Mill Hill History, Early 20th Century
In the early 20th Century, Trenton was the economic, social, and political center of west-central New Jersey. Princeton was a small college town. Lawrence, Hamilton, Ewing, and surrounding suburbs were largely agrarian.
Trenton was an industrial center of international importance. The Roebling Steel works was in full swing, spinning the wire rope used to construct most of the major suspension bridges erected in the US, including the Golden Gate and George Washington Bridges. Trenton was also the principal centre of the pottery and ceramic industry in the United States, turning out products ranging from ceramic insulators, to bathroom fixtures, to fine china.
Waves of immigrants settled in Trenton, and in the Mill Hill. By the 1920 census, 52% of the city’s population were foreign born or were born in the US to foreign-born parents. Approximately 12,000 (10%) were Jewish, and and many had settled in Mill Hill. It remained a significant Jewish neighborhood until well into the 1940s, when many Jews began moving out to the western wards.
The Labor Lyceum building on Mercer Street was built by the “Arbeiter Ring”, a Jewish fraternal organization that was active in the labor movement, built in 1916. Their “AR” logo is still preserved in the marquee above the entrance and in the facade.
Broad Street was a fashionable shopping strip for Mercer County, with exclusive mens and women’s clothing stores.
After the 1920s, and throughout the great depression, many Trenton manufacturing plants were purchased by out of town owners, as part of a national trend towards consolidation. This began the economic decline of Trenton, which was slowed by WWII and the post-war boom economies. Roebling Steel was one of the last of the great Trenton enterprises to be sold, in 1953, to the Colorado Fuel and Iron Co.

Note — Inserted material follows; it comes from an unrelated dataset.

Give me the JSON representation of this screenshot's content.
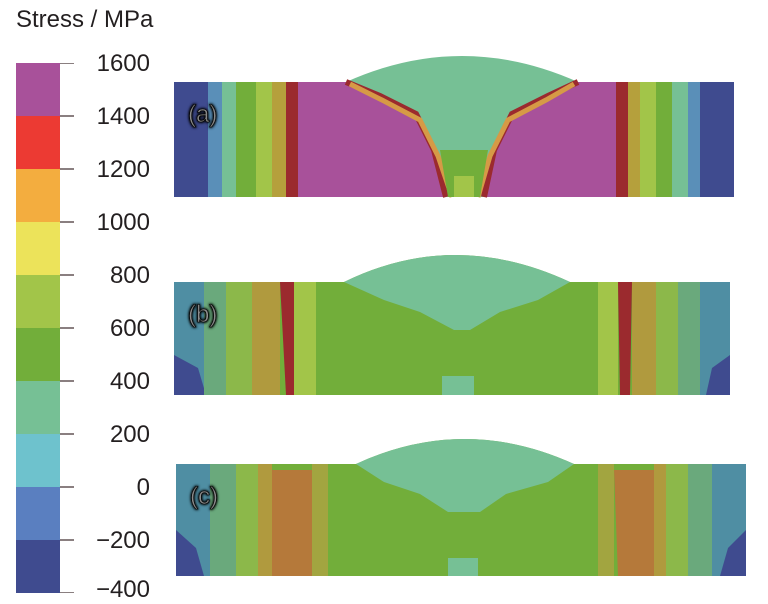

Slowly but surely in the post-WWII economy, American manufacturing in the NE US declined. New investment went out of town, often to low wage, non-unionized states; and most manufacturing ultimately moved overseas. With national policies that favored the development of suburbs over center-cities, Trenton’s role as the social and retail center of the area also declined. Nationally, the “shopping mall” replaced “main street” as the predominant setting for retailing and entertainment, and Trenton suffered along with virtually every other center city in the NE US.